DNA holds forum on marital rape

Tue, Mar 27th 2012, 10:48 AM

While Democratic National Alliance (DNA) Leader Branville McCartney has said he would not support a Marital Rape Bill, he said yesterday that if the DNA wins the next election, it would make amendments to the Sexual Offenses Act, seeking to protect women from violence.
The DNA held a focus group on the issue of marital rape at the British Colonial Hilton yesterday with members of the church and prominent female leaders in the community, including Dr. Sandra Dean-Patterson, director of the Bahamas Crisis Centre.
"This discourse does not represent a U-turn or a reversal of opinion, but instead a more informed decision in the best interest of all Bahamians," McCartney said.
"We don't believe that a man should rape or abuse in any way, a woman. But we also believe in the sanctity of marriage."
By adding more teeth to the Sexual Offenses Act, women would be protected, and authorities would be able to prosecute people who abuse their spouses, McCartney said.
"Women should receive complete equality and be afforded every civil and legal right afforded men," he said.
Last week, McCartney, who appeared on the JCN program Citizen's Review with Erin Ferguson, came under fire after saying a DNA government would not support a Marital Rape Bill.
Ferguson noted yesterday that he and McCartney were not talking about the Martial Rape Bill specifically.

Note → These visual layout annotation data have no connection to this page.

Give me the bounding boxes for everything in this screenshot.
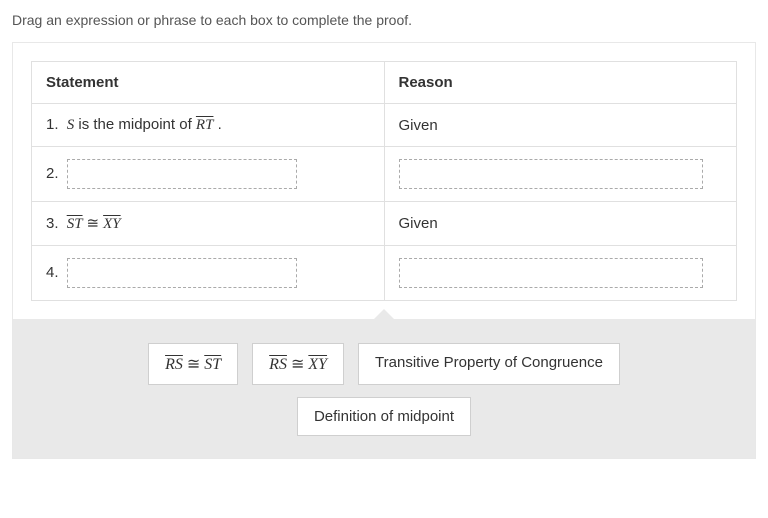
- segment-xy: XY: [308, 355, 327, 373]
- proof-container: Statement Reason 1. S is the midpoint of…: [12, 42, 756, 459]
- dropzone-reason-4[interactable]: [399, 258, 703, 288]
- reason-cell-3: Given: [384, 202, 737, 246]
- tray-arrow-icon: [372, 309, 396, 321]
- text-post: .: [213, 116, 221, 133]
- dropzone-statement-4[interactable]: [67, 258, 297, 288]
- congruent-symbol: ≅: [183, 356, 204, 373]
- table-row: 4.: [32, 246, 737, 301]
- header-reason: Reason: [384, 62, 737, 104]
- answer-tray: RS≅ST RS≅XY Transitive Property of Congr…: [13, 319, 755, 458]
- segment-rt: RT: [196, 116, 214, 133]
- dropzone-statement-2[interactable]: [67, 159, 297, 189]
- row-number: 3.: [46, 215, 59, 232]
- row-number: 2.: [46, 165, 59, 182]
- tile-transitive[interactable]: Transitive Property of Congruence: [358, 343, 620, 385]
- dropzone-reason-2[interactable]: [399, 159, 703, 189]
- tile-rs-xy[interactable]: RS≅XY: [252, 343, 344, 385]
- table-row: 2.: [32, 147, 737, 202]
- header-statement: Statement: [32, 62, 385, 104]
- segment-rs: RS: [269, 355, 287, 373]
- tray-row-1: RS≅ST RS≅XY Transitive Property of Congr…: [27, 343, 741, 385]
- congruent-symbol: ≅: [287, 356, 308, 373]
- congruent-symbol: ≅: [83, 216, 104, 232]
- segment-rs: RS: [165, 355, 183, 373]
- statement-cell-4: 4.: [32, 246, 385, 301]
- row-number: 1.: [46, 116, 59, 133]
- statement-cell-3: 3. ST≅XY: [32, 202, 385, 246]
- segment-xy: XY: [103, 215, 121, 232]
- table-row: 1. S is the midpoint of RT . Given: [32, 104, 737, 147]
- instruction-text: Drag an expression or phrase to each box…: [12, 12, 756, 28]
- table-row: 3. ST≅XY Given: [32, 202, 737, 246]
- reason-cell-1: Given: [384, 104, 737, 147]
- segment-st: ST: [204, 355, 221, 373]
- text-mid: is the midpoint of: [74, 116, 196, 133]
- tile-rs-st[interactable]: RS≅ST: [148, 343, 238, 385]
- proof-table: Statement Reason 1. S is the midpoint of…: [31, 61, 737, 301]
- row-number: 4.: [46, 264, 59, 281]
- segment-st: ST: [67, 215, 83, 232]
- reason-cell-4: [384, 246, 737, 301]
- tile-definition-midpoint[interactable]: Definition of midpoint: [297, 397, 471, 436]
- statement-cell-1: 1. S is the midpoint of RT .: [32, 104, 385, 147]
- reason-cell-2: [384, 147, 737, 202]
- tray-row-2: Definition of midpoint: [27, 397, 741, 436]
- statement-cell-2: 2.: [32, 147, 385, 202]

"We were talking about the concept of being able to rape your spouse, period," Ferguson said.
Marital rape was not something McCartney supported, Ferguson said.
In 2009, Minister of State for Social Development Loretta Butler-Turner tabled a Marital Rape Bill in the House of Assembly.
Under the bill, marital rape would have been criminalized entirely. This would have meant that a spouse could be sentenced up to life in prison for the rape of a spouse, even on a first offense, as is the case for others convicted of rape.
Furthermore, the bill sought to expand the amount of time allowed to commence prosecution of summary sexual offenses from six months to up to two years.
There was great uproar in certain quarters after the bill was introduced with some religious leaders suggesting that the government was seeking to interfere in marriages.
The controversy eventually led to the government shelving the bill.
Butler-Turner has since stated that if the FNM is reelected, she would push for the bill to be reintroduced.